The good news is that once you realize what they are doing right, success isn’t all that hard. It just takes time, dedication, and tools. One of the most helpful tools you should have in your arsenal is Twitter.

But Nobody’s On Twitter

Many bloggers are hesitant to get on Twitter because they don’t believe it’s where their customers are. In reality, there are 100 million people who use the site at least once a month . While this may seem paltry in comparison to Facebook’s claimed 800 million users, half of which sign on every day, it’s a mistake to directly compare the two networks in this way.

Most people who use Facebook use it exclusively to talk to their friends and acquaintances. They do not use Facebook to find information. Their friends might occasionally share a piece of entertainment with them, and this might get a conversation going. But Facebook communities revolve around close, personal relationships. Twitter communities are much more likely to revolve around topics. And this is the kind of community that you need to build to get a loyal following on your blog.

A recent survey demonstrates that those who tweet are five times more likely than the average American to own their own blog. They are three times more likely to comment on a blog or a forum. They are 4.5 times more likely to upload videos to a blog or YouTube.

Twitter users also bring this tendency to promote things into the offline world. They are twice as likely to have professionally published something, 142 percent more likely to be involved in political causes, and 141 percent more likely to be a member of a lobbyist group or something similar.

Why Does this Matter?

A successful blog doesn’t just have a lot of visitors, it has visitors who are strongly engaged with it. It has visitors who get excited about the material, want to share it with other people, and who want to have discussions about it. It doesn’t just have visitors, it has a genuine community.

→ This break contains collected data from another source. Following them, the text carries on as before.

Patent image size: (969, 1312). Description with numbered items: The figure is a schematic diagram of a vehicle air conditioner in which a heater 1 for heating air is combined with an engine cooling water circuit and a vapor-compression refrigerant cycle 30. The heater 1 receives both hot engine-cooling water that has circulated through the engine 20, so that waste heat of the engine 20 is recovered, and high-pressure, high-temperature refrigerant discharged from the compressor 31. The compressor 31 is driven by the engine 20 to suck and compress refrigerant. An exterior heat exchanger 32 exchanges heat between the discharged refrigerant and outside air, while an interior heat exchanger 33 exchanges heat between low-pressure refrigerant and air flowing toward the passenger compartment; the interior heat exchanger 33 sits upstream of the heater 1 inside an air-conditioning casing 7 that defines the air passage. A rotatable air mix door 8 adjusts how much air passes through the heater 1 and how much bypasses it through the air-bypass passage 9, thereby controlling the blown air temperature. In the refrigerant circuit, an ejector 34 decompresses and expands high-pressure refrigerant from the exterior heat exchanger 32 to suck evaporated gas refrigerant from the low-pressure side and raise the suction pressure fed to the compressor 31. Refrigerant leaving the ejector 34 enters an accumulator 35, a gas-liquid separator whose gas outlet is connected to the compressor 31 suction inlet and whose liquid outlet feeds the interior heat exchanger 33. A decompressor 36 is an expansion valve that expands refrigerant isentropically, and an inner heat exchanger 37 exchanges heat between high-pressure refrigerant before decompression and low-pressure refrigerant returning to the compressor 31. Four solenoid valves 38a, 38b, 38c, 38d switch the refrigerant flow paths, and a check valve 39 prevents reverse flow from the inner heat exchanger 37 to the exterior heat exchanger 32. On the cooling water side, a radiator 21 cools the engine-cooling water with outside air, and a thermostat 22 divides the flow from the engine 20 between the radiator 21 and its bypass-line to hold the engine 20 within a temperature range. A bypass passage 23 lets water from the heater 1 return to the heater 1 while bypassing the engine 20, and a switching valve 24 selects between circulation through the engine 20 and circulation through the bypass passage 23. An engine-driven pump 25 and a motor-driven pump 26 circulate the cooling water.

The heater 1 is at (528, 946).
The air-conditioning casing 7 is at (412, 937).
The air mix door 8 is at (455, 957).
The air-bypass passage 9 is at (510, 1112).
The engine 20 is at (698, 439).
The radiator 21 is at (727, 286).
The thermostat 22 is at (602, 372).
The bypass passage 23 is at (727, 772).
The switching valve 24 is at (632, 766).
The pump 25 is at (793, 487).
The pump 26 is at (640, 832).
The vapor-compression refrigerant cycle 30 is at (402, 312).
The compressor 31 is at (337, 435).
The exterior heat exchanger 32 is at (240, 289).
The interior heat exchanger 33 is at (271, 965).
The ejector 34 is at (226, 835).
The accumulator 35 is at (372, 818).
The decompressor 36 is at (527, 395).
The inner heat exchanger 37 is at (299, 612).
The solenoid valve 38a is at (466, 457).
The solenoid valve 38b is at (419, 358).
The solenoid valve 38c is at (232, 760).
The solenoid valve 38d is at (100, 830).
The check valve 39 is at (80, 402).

A blog without a community might have short term success if it has a lot of traffic, but it is at risk of failing in the long term. Whether the traffic is coming from search engines or advertisements, it means that your visitors are coming from somebody else. Changes in the search engine algorithms or advertising landscape could wipe out the traffic overnight. But a community keeps coming back as long as you still offer what they want.

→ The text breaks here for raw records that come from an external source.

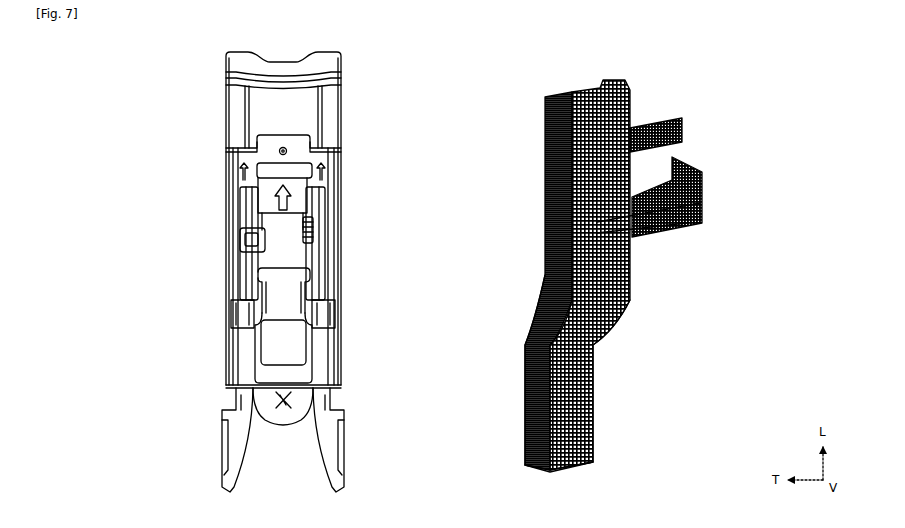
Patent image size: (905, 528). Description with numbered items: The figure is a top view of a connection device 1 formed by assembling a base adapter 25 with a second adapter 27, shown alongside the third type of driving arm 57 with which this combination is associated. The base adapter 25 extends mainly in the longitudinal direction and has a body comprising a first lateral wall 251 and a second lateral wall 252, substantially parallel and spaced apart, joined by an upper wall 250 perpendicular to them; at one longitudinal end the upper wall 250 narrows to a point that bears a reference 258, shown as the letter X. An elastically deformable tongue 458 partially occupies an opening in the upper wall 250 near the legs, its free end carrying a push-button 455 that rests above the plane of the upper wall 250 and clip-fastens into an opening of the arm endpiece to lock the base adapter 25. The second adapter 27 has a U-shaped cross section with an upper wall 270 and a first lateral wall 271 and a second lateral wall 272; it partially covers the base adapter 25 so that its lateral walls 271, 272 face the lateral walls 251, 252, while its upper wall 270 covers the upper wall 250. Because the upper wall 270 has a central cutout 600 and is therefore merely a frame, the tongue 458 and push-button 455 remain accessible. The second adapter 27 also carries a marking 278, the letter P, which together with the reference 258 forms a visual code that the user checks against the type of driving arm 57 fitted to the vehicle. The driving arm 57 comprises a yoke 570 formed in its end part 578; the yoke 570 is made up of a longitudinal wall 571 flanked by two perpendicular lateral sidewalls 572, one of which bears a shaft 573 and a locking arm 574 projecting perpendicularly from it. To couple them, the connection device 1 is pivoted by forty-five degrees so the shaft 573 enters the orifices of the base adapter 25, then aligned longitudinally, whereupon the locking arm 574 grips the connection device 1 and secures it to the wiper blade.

The connection device 1 is at (122, 117).
The base adapter 25 is at (243, 410).
The second adapter 27 is at (233, 242).
The upper wall 250 is at (345, 270).
The first lateral wall 251 is at (340, 240).
The second lateral wall 252 is at (232, 218).
The reference 258 is at (252, 380).
The upper wall 270 is at (232, 155).
The first lateral wall 271 is at (340, 158).
The second lateral wall 272 is at (232, 172).
The marking 278 is at (232, 258).
The push-button 455 is at (340, 352).
The tongue 458 is at (343, 302).
The cutout 600 is at (233, 283).
The third type of driving arm 57 is at (735, 117).
The yoke 570 is at (612, 300).
The longitudinal wall 571 is at (615, 275).
The lateral sidewall 572 is at (610, 85).
The shaft 573 is at (682, 128).
The locking arm 574 is at (682, 224).
The end part 578 is at (583, 310).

How to Build a Following Using Twitter

Simply being on Twitter will not reap rewards. Yes, it’s the place to be if you want to find users who are seriously interested in the topic of your blog, but you’ll have to be strategic about it in order to succeed. Millions of people are on Twitter and most of them aren’t full time bloggers. While there’s no one right way to build a Twitter following, these suggestions should prove fruitful:

Shameless self promotion isn’t the way to go – Nobody gets on Twitter to be sold to. They might be there to talk about something, to learn something, or to declare their allegiance to something, but they aren’t their to be marketed to. Marketing on Twitter, then, can be nothing like marketing on the television or in the magazines.

Offer value to your audience – Always think about your audience first, even if you don’t have one yet. Before you share one of your blog posts, ask how it will benefit them to read it. If it won’t, don’t bother. Write a new blog post. Share more than just your own material, since this is seen as greedy, not to mention people will expect you to Tweet more often than you post on your blog.

Use the search field – The ability to search Twitter for information about a particular topic is one of its greatest strengths. It helps you find people who are interested in the topics you are writing about. Don’t start the conversation by telling them to visit your blog. Try asking a question or sharing something interesting that they would like to know instead.

Look for partners, not just customers – This is what separates the bloggers who use Twitter from the bloggers who dominate it. They realize that the old adage, “It’s not what you know, it’s who you know,” has never been more true. They also realize that it no longer makes sense to draw a hard line between partner and customer. Instead, there are simply partners who are more or less influential than one another.